Quadratic residues assumption (QRA) (English: quadratic residuosity assumption ): It is difficult (in terms of time-consuming), of a given number to determine whether it is a quadratic residue in a residue class ring is d. H. whether there is a number such that is. Like the FA, the QRA has not been proven. ${\ displaystyle a}$ ${\ displaystyle \ mathbb {Z} / n \ mathbb {Z}}$ ${\ displaystyle b}$ ${\ displaystyle a \ equiv b ^ {2} {\ pmod {n}}}$

Two points make this test difficult. First, in a residue class ring there are multiple roots to a given number. So have z. As in the figures 1 and 3, the same squares: . Second, one is only interested in squares that are themselves squares.

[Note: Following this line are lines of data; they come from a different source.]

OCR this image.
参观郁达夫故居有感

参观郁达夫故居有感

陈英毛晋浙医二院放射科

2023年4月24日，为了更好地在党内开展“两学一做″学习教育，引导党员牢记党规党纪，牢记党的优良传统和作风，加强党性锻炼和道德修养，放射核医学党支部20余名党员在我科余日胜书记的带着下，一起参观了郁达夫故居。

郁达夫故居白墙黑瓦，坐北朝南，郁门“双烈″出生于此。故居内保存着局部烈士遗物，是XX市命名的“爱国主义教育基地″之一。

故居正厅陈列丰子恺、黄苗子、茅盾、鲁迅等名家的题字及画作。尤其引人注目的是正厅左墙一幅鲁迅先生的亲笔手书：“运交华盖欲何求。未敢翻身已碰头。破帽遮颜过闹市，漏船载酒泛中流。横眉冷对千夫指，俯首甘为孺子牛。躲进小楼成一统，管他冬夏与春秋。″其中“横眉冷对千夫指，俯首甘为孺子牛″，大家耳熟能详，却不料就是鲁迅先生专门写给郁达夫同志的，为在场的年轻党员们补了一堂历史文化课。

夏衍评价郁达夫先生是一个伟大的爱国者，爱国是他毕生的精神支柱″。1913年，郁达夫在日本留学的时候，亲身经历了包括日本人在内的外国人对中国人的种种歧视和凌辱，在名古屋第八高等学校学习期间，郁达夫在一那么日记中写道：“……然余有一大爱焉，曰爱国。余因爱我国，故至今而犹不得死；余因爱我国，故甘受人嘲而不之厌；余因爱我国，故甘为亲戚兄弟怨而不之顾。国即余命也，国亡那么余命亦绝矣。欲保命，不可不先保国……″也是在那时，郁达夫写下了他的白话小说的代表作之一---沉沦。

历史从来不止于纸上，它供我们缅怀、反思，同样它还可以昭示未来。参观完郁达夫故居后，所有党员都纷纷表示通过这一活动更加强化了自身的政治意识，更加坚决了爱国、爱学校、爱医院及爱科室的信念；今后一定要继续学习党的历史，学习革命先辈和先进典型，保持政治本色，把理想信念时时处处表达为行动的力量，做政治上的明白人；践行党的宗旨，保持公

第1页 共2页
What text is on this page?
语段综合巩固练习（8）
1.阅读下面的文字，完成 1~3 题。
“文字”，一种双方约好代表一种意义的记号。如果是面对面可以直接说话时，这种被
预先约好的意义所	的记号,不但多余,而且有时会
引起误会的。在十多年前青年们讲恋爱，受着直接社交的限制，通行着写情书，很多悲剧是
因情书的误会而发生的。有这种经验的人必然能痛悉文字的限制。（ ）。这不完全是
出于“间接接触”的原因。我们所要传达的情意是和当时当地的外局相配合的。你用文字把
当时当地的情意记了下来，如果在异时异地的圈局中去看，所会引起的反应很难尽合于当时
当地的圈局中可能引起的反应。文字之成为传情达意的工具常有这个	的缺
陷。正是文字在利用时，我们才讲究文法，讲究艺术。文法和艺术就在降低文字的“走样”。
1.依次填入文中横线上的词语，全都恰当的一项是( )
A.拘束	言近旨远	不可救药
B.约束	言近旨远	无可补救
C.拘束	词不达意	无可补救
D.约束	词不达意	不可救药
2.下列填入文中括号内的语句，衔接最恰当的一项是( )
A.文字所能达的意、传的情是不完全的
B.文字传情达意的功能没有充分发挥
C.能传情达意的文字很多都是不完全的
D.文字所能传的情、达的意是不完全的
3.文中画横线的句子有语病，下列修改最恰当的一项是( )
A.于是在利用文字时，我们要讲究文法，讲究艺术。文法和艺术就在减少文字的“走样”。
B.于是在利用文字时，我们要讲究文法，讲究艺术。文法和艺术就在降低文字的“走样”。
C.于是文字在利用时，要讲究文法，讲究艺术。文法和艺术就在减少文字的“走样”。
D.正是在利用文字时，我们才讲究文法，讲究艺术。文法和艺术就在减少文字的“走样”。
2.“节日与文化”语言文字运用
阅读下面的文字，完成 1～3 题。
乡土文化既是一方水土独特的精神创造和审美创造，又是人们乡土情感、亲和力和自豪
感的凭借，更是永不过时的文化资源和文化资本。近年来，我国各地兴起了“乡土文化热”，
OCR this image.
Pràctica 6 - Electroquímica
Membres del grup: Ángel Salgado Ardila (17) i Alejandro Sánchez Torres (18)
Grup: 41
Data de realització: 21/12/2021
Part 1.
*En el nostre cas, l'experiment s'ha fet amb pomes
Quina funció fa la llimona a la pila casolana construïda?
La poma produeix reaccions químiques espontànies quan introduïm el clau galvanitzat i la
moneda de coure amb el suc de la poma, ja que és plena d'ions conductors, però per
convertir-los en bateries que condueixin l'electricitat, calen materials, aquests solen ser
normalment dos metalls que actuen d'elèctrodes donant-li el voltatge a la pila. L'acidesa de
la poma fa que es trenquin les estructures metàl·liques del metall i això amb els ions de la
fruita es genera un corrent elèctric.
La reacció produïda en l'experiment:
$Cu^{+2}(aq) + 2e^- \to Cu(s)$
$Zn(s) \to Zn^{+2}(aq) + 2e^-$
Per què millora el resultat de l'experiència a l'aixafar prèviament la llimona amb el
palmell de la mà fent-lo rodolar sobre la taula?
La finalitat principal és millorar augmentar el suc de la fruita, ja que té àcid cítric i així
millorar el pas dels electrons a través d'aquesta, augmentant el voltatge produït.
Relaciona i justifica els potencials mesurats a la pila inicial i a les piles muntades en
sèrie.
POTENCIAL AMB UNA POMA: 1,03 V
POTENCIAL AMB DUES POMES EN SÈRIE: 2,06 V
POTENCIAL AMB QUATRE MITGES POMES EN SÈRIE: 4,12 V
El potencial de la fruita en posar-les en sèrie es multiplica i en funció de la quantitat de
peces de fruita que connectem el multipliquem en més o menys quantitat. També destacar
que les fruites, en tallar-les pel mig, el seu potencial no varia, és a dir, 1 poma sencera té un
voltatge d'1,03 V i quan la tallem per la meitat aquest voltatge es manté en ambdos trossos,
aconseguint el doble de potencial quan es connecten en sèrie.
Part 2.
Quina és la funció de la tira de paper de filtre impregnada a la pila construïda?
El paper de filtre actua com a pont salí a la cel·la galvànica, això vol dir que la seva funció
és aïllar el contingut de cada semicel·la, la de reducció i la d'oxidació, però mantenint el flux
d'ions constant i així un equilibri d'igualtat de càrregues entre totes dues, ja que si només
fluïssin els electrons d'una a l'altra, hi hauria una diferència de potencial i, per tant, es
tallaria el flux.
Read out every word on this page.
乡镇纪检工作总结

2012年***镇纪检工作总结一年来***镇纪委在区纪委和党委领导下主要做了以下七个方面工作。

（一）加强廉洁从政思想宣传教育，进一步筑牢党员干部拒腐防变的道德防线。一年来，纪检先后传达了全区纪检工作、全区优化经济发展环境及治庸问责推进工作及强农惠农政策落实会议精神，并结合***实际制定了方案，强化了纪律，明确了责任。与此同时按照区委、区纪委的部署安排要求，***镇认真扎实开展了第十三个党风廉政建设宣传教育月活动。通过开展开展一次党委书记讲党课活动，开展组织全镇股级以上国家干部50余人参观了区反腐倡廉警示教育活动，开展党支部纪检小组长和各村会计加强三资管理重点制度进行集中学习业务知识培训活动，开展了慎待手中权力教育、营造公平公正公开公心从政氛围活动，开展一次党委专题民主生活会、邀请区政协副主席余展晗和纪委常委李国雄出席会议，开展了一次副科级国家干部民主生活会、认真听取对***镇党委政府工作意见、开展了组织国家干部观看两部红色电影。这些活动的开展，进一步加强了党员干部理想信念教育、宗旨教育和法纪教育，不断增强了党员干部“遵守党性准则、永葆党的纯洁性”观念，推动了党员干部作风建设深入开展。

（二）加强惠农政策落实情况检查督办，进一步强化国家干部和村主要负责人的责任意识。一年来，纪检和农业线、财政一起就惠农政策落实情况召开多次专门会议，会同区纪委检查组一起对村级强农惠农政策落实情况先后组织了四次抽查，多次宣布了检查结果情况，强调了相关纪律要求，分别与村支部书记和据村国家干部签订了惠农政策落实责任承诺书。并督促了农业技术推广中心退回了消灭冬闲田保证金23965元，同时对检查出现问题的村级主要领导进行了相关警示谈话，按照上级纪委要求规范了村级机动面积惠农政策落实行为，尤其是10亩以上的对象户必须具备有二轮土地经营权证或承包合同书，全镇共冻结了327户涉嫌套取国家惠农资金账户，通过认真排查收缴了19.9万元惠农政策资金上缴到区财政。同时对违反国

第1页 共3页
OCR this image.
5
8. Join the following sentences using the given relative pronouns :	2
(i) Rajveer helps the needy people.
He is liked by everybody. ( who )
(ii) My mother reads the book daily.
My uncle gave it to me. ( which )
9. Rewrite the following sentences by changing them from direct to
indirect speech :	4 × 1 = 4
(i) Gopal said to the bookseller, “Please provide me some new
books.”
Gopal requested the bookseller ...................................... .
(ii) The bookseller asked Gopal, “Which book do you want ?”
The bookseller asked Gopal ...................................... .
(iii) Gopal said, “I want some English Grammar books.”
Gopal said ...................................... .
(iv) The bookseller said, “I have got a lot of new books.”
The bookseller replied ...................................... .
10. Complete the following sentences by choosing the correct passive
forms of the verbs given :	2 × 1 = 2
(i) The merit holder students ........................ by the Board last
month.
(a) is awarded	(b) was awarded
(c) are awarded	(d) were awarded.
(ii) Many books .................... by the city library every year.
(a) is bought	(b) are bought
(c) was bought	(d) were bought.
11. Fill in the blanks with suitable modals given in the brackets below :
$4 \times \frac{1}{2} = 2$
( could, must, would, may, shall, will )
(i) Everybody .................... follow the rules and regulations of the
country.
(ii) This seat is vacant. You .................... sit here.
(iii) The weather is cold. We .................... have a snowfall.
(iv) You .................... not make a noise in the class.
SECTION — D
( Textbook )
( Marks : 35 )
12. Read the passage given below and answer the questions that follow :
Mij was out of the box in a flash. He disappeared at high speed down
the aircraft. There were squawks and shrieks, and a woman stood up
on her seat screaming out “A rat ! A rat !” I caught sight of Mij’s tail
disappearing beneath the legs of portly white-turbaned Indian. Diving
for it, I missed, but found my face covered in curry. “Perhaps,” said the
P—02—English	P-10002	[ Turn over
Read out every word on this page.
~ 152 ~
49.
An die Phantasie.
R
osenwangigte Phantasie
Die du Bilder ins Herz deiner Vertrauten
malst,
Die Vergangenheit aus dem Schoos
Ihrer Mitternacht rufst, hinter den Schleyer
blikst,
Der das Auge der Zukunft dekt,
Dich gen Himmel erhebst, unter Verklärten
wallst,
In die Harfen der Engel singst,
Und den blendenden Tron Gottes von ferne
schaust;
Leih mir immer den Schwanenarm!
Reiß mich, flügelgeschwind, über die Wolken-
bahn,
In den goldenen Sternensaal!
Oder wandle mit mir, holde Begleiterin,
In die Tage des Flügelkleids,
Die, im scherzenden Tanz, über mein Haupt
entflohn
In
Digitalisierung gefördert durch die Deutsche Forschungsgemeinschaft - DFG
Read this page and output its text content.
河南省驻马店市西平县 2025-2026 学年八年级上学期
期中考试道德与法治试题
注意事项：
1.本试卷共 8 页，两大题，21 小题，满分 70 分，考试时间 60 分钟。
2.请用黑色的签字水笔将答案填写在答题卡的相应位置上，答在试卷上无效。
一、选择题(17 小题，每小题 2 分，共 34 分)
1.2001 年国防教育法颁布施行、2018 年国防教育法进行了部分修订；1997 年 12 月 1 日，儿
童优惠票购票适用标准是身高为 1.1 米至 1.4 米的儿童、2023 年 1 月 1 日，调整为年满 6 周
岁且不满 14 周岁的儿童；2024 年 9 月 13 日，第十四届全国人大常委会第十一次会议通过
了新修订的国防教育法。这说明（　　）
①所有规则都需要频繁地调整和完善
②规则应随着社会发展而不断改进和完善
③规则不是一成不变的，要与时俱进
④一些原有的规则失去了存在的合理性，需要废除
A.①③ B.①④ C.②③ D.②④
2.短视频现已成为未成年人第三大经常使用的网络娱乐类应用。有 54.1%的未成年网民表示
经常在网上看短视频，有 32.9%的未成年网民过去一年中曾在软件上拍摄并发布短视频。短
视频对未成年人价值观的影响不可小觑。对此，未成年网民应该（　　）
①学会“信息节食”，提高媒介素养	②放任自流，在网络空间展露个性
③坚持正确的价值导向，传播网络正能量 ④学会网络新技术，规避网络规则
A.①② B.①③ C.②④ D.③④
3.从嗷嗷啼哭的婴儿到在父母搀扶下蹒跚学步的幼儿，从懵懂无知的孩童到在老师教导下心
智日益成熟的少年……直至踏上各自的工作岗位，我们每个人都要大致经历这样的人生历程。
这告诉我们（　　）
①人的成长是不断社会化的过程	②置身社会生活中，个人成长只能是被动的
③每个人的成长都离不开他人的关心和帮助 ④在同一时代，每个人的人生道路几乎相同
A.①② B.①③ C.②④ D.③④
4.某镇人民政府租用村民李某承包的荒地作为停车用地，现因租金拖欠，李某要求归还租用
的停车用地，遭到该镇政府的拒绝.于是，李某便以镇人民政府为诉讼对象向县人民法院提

This fact can be illustrated by the definition of the BBS generator sequence. ${\ displaystyle \ mathbb {Z} / 4 \ mathbb {Z}}$ ${\ displaystyle 1 ^ {2} \ equiv 3 ^ {2} \ equiv 1 {\ pmod {4}}}$

In summary, the following applies: The security of the BBS generator is equivalent to the factorization assumption.

Individual evidence

^ Andrey Sidorenko and Berry Schoenmakers: Concrete Security of the Blum-Blum-Shub Pseudorandom Generator . In: Cryptography and Coding 2005 . 2005, p. 355-375 ( tue.nl [PDF]).

literature

Lenore Blum, Manuel Blum, and Michael Shub: A Simple Unpredictable Pseudo-Random Number Generator , SIAM Journal on Computing, Volume 15, No. 2, Pages 364-383, May 1986.
Lenore Blum, Manuel Blum, and Michael Shub: Comparison of two pseudo-random number generators , Advances in Cryptology: Proceedings of Crypto '82.
Martin Geisler, Mikkel Krøigård, and Andreas Danielsen: About Random Bits , December 2004. As PDF and Gzipped Postscript .

[1] Andrey Sidorenko and Berry Schoenmakers: Concrete Security of the Blum-Blum-Shub Pseudorandom Generator . In: Cryptography and Coding 2005 . 2005, p. 355-375 ( tue.nl [PDF]).